Digital adoption across the pyramid.
Here is my interpretation of Digital penetration across the tiers
Tier 01: The Rich Class
Technology is expensive, and obviously, the rich class who can afford it get it first. Following journey I am depicting is an adoption of digital devices. as a representation on adoption to digital.
Tier 01 in India could afford personal computers (PC) and started buying for home use during 1990-95. PCs were costing around INR 1,00,000 or more and only small businesses could afford them, and only the ‘rich’ people could buy one for home. PCs at home were mostly used for games, or just learning ‘how they work.’
The PCs also needed ‘dust free’ preferably ‘air conditioned’ environment. A lot of graduate students during that time (1990-95) saw this ‘expensive infrastructure’ locked in A/C rooms, and students were not allowed to use. Primary adopters were educational institutes apart from businesses. Tier 01 families would have started home PCs in India during those years
Rich class in India started buying laptops for home around 1995-2000. PCs were mostly for everyone at home, but, Laptops belonged to one Person. around the same time, Internet became ‘personal’ and fast adoption of social media, hence the need of one laptop per adult in the house. For work or home use, most Tier 01 families now have one laptop per Adult in the house.
Tier 01 families started buying iPads roughly in 2010 – 2012 timeframe, for their kids mostly for playing games, and sometimes peer pressure. Artists using iPad pro for their hobby artworks and even for the official use has been the trend since 2010. C-level executives using iPad should be in a position to see the dashboard of the Key Performance Indicators of their company, has been a fairly common design brief in the industry in last few years.
Like Laptops, we rarely see one tablet per user.
Tier 01 started using Mobile phones sometime in 1995-2000 timeframe, but ‘Smartphones’ started making their entry in the market little later. Blackberry came in sometime in 2000 and ruled the business world for 5-6 years. First Android phone launched in India during the 2008-2009 and changed the way people look at mobile phones. Tier 01 being always the early adopters, adopted early on from ‘Multimedia’ phones to Smartphones which were actually personal computers in your pocket.

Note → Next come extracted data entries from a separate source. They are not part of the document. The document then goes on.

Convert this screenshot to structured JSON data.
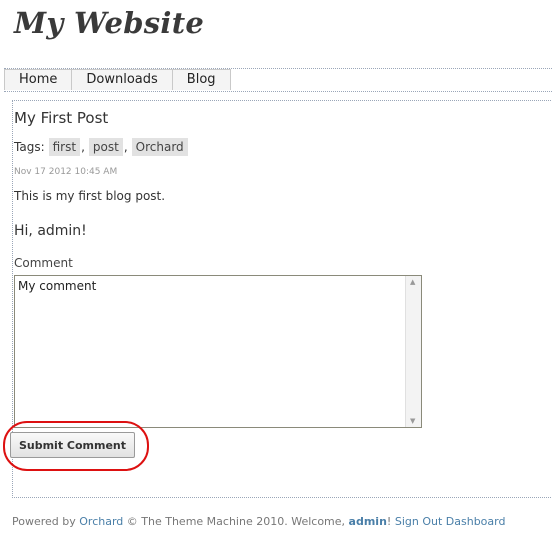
{
  "site": {
    "title": "My Website"
  },
  "nav": {
    "items": [
      {
        "label": "Home"
      },
      {
        "label": "Downloads"
      },
      {
        "label": "Blog"
      }
    ]
  },
  "post": {
    "title": "My First Post",
    "tags_label": "Tags:",
    "tags": [
      "first",
      "post",
      "Orchard"
    ],
    "date": "Nov 17 2012 10:45 AM",
    "body": "This is my first blog post."
  },
  "comment_form": {
    "greeting": "Hi, admin!",
    "label": "Comment",
    "value": "My comment",
    "submit_label": "Submit Comment"
  },
  "footer": {
    "powered_by": "Powered by",
    "orchard_link": "Orchard",
    "copyright": "© The Theme Machine 2010.",
    "welcome": "Welcome,",
    "user": "admin",
    "excl": "!",
    "sign_out": "Sign Out",
    "dashboard": "Dashboard"
  },
  "colors": {
    "link": "#4a7fa8",
    "highlight": "#dd1111"
  }
}
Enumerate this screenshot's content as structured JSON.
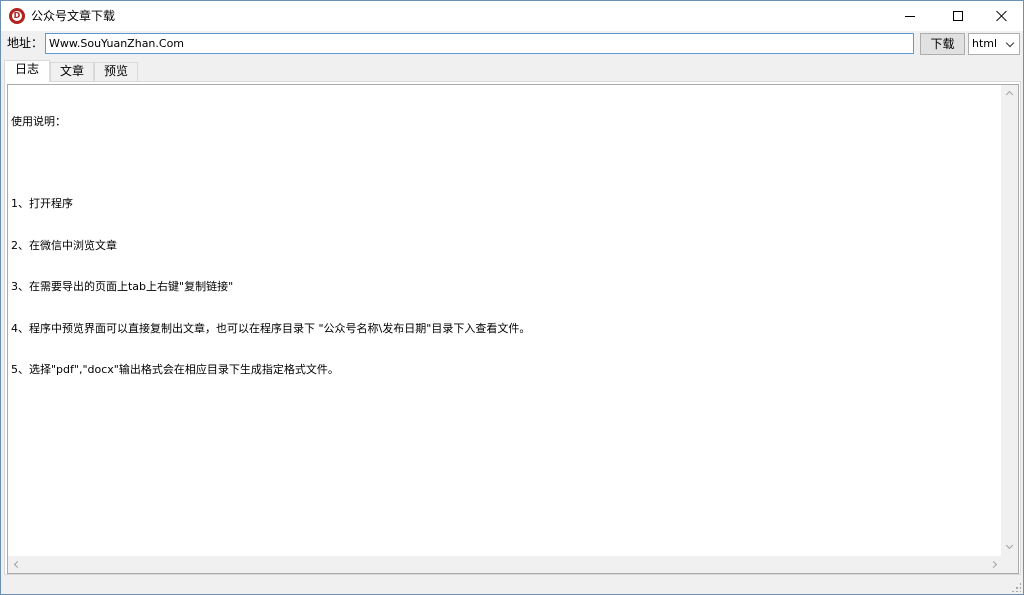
{
  "window": {
    "title": "公众号文章下载",
    "logo_letter": "D"
  },
  "address": {
    "label": "地址：",
    "value": "Www.SouYuanZhan.Com"
  },
  "toolbar": {
    "download_label": "下载",
    "format_value": "html"
  },
  "tabs": [
    {
      "label": "日志",
      "active": true
    },
    {
      "label": "文章",
      "active": false
    },
    {
      "label": "预览",
      "active": false
    }
  ],
  "log": {
    "lines": [
      "使用说明：",
      "",
      "1、打开程序",
      "2、在微信中浏览文章",
      "3、在需要导出的页面上tab上右键\"复制链接\"",
      "4、程序中预览界面可以直接复制出文章，也可以在程序目录下 \"公众号名称\\发布日期\"目录下入查看文件。",
      "5、选择\"pdf\",\"docx\"输出格式会在相应目录下生成指定格式文件。"
    ]
  }
}
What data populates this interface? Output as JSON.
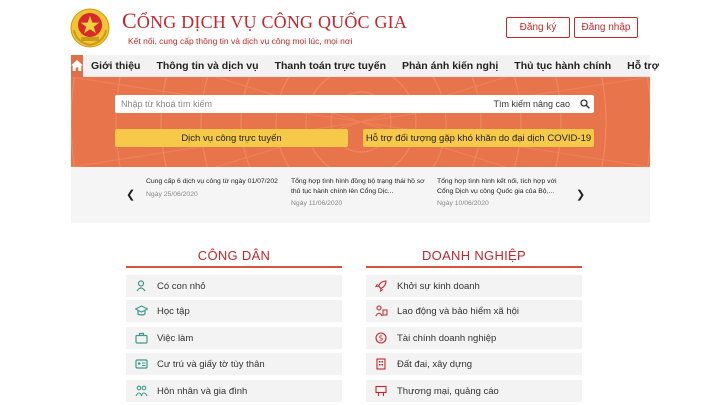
{
  "header": {
    "title_first": "C",
    "title_rest": "ỔNG DỊCH VỤ CÔNG QUỐC GIA",
    "subtitle": "Kết nối, cung cấp thông tin và dịch vụ công mọi lúc, mọi nơi",
    "register_label": "Đăng ký",
    "login_label": "Đăng nhập"
  },
  "nav": {
    "items": [
      "Giới thiệu",
      "Thông tin và dịch vụ",
      "Thanh toán trực tuyến",
      "Phản ánh kiến nghị",
      "Thủ tục hành chính",
      "Hỗ trợ"
    ]
  },
  "search": {
    "placeholder": "Nhập từ khoá tìm kiếm",
    "advanced_label": "Tìm kiếm nâng cao"
  },
  "hero_buttons": [
    "Dịch vụ công trực tuyến",
    "Hỗ trợ đối tượng gặp khó khăn do đại dịch COVID-19"
  ],
  "news": [
    {
      "title": "Cung cấp 6 dịch vụ công từ ngày 01/07/202",
      "date": "Ngày 25/06/2020"
    },
    {
      "title": "Tổng hợp tình hình đồng bộ trạng thái hồ sơ thủ tục hành chính lên Cổng Dịc...",
      "date": "Ngày 11/06/2020"
    },
    {
      "title": "Tổng hợp tình hình kết nối, tích hợp với Cổng Dịch vụ công Quốc gia của Bộ,...",
      "date": "Ngày 10/06/2020"
    }
  ],
  "citizen": {
    "title": "CÔNG DÂN",
    "items": [
      {
        "label": "Có con nhỏ",
        "icon": "baby-icon"
      },
      {
        "label": "Học tập",
        "icon": "graduation-cap-icon"
      },
      {
        "label": "Việc làm",
        "icon": "briefcase-icon"
      },
      {
        "label": "Cư trú và giấy tờ tùy thân",
        "icon": "id-card-icon"
      },
      {
        "label": "Hôn nhân và gia đình",
        "icon": "family-icon"
      }
    ]
  },
  "business": {
    "title": "DOANH NGHIỆP",
    "items": [
      {
        "label": "Khởi sự kinh doanh",
        "icon": "rocket-icon"
      },
      {
        "label": "Lao động và bảo hiểm xã hội",
        "icon": "worker-icon"
      },
      {
        "label": "Tài chính doanh nghiệp",
        "icon": "money-icon"
      },
      {
        "label": "Đất đai, xây dựng",
        "icon": "building-icon"
      },
      {
        "label": "Thương mại, quảng cáo",
        "icon": "billboard-icon"
      }
    ]
  },
  "colors": {
    "brand_red": "#c5262a",
    "hero_orange": "#e8744c",
    "button_yellow": "#f7c948",
    "section_rule": "#d9533a",
    "icon_teal": "#3a9a8c"
  }
}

Today, in 2017 every member of every Tier 01 family age 12 years plus owns a Smartphone. (probably faster and powerful that some of the Pcs 10 years back) The number of Internet-connected devices at a Tier 01 home today could be easily double the number of family members.

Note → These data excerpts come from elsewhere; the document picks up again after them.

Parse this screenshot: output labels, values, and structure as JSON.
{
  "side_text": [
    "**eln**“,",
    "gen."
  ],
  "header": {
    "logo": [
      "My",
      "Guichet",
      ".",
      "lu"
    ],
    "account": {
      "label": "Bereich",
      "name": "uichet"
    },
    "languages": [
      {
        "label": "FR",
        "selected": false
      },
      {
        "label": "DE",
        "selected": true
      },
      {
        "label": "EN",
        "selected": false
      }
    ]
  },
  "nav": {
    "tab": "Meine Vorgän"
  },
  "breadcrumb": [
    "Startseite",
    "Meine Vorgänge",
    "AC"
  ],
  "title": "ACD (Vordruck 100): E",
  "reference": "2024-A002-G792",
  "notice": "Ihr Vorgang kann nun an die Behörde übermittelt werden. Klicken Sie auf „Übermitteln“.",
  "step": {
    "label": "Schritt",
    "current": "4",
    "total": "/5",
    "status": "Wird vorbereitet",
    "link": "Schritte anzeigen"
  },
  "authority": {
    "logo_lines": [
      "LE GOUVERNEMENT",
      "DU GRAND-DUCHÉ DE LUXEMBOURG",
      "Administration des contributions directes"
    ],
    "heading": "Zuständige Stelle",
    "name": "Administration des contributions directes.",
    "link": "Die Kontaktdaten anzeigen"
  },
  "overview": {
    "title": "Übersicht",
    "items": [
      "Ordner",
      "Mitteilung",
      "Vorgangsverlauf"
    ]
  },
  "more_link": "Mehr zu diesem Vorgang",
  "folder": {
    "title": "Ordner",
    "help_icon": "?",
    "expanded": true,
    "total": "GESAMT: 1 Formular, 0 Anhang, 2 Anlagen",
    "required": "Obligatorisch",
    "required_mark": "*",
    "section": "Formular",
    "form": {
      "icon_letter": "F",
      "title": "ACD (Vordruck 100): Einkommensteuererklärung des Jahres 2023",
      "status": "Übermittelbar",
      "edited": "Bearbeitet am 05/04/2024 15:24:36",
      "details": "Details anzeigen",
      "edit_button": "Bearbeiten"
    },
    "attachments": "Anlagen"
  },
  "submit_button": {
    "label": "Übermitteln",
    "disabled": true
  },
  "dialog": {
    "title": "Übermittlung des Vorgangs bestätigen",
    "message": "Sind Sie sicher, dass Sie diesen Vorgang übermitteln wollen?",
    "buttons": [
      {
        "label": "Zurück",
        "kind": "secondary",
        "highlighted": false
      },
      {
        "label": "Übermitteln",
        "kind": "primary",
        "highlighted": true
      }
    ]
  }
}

Smart Devices and the next wave of digital gadgets:
Wearable technology has already started making inroads in our homes, Connected personal voice assistants, Smart TVs, VR Goggles, smart home solutions have started making an entry in select Tier 01 homes now, and as usual this tier will keep on upgrading their digital life.

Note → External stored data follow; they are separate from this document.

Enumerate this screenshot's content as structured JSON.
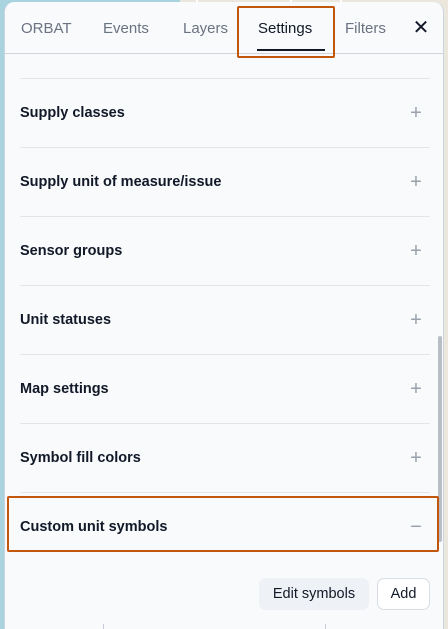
{
  "tabs": [
    {
      "label": "ORBAT",
      "active": false
    },
    {
      "label": "Events",
      "active": false
    },
    {
      "label": "Layers",
      "active": false
    },
    {
      "label": "Settings",
      "active": true
    },
    {
      "label": "Filters",
      "active": false
    }
  ],
  "close_label": "✕",
  "sections": [
    {
      "title": "Supply classes",
      "toggle": "+",
      "expanded": false
    },
    {
      "title": "Supply unit of measure/issue",
      "toggle": "+",
      "expanded": false
    },
    {
      "title": "Sensor groups",
      "toggle": "+",
      "expanded": false
    },
    {
      "title": "Unit statuses",
      "toggle": "+",
      "expanded": false
    },
    {
      "title": "Map settings",
      "toggle": "+",
      "expanded": false
    },
    {
      "title": "Symbol fill colors",
      "toggle": "+",
      "expanded": false
    },
    {
      "title": "Custom unit symbols",
      "toggle": "−",
      "expanded": true
    }
  ],
  "actions": {
    "edit_symbols_label": "Edit symbols",
    "add_label": "Add"
  },
  "colors": {
    "highlight": "#c2560c",
    "panel_bg": "#f8fafc",
    "map_water": "#a9d3df"
  }
}
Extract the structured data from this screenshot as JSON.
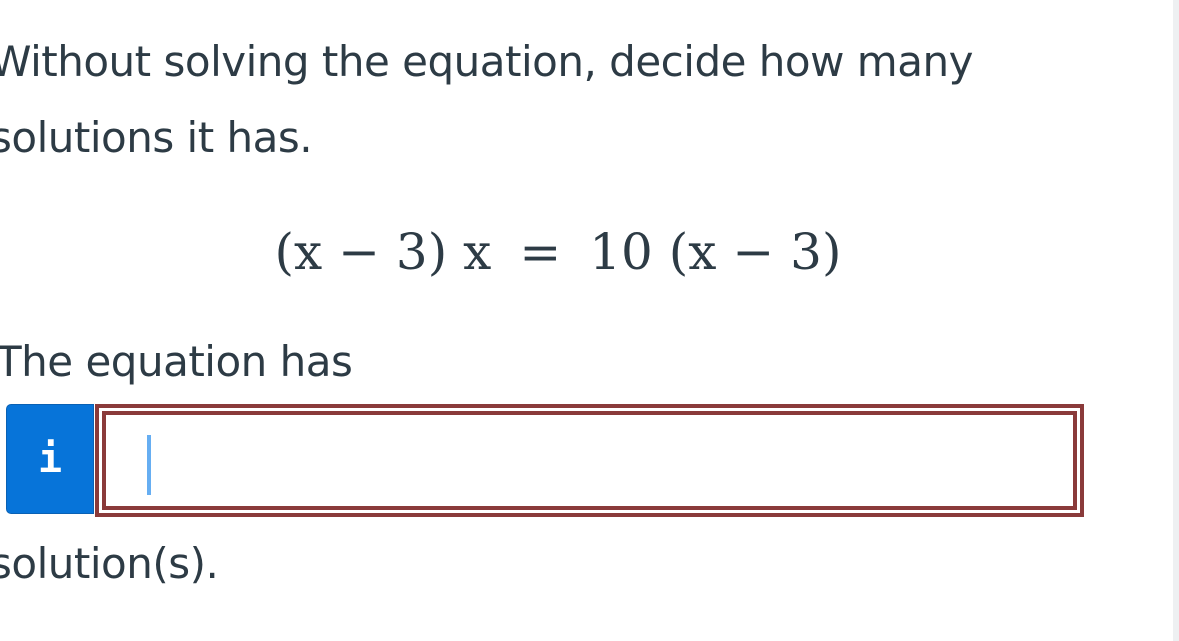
{
  "question": {
    "prompt": "Without solving the equation, decide how many solutions it has.",
    "equation": {
      "lhs": "(x − 3) x",
      "operator": "=",
      "rhs": "10 (x − 3)"
    },
    "lead_text": "The equation has",
    "trail_text": "solution(s)."
  },
  "answer": {
    "info_icon": "info-icon",
    "info_glyph": "i",
    "value": "",
    "focused": true
  },
  "colors": {
    "text": "#2d3b45",
    "info_button": "#0774d9",
    "field_border": "#8a3a3a",
    "caret": "#66aef2"
  }
}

Tier 02 and 03: The Middle Class
The middle class is the most interesting lot in India. Tier 02, and 03 families bought personal computers immediately after the Tier 01. The driving force was, ‘My children’ should be exposed to the latest technology, I need a PC at home. Overall, the middle class has a peculiar spending pattern in India. They would spend more on education, technology, as they believe that is the greatest investments for the next generation. Personal computers started coming in almost immediately after Tier 01 bought computers. Stories of PCs, Laptops gifted to the children at the age of 14 and above are still common.
Tablets have been seen more as a ‘luxury’ item for ‘kids to play games, but, many Tier 02, and 03 families by 2017 have one tablet or the other at their homes. Mostly used for games, light browsing, and exploring apps. still, does not replace the Laptops.
Smartphones made their way in Tier 02 families around the same time of their arrival, Actually, there was little delay in the smartphone adoption from Tier 01 and Tier 02. Housewives and Children in Tier 01 families would have received Smartphones a couple of years earlier than Tier 02, that’s all. At large I do not see a major difference in technology adoption at Tier 01 and Tier 02 families in India, Just a little.
Most of Tier 01 and Tier 02 family Members have Facebook profiles, and interestingly they adopted to ‘Whatsapp’ even later than Tier 04 and 05 family member. Of course, there is ‘Tech Savviness’ factor that I have not considered here.
Tier 04: Lower income group
I think, spending pattern wise, In India, Tier 04 families also spend a sizeable portion of their income, for education and technology. I have seen Parents buying PCs with hefty bank loans for children’s future are still seen here, though rare.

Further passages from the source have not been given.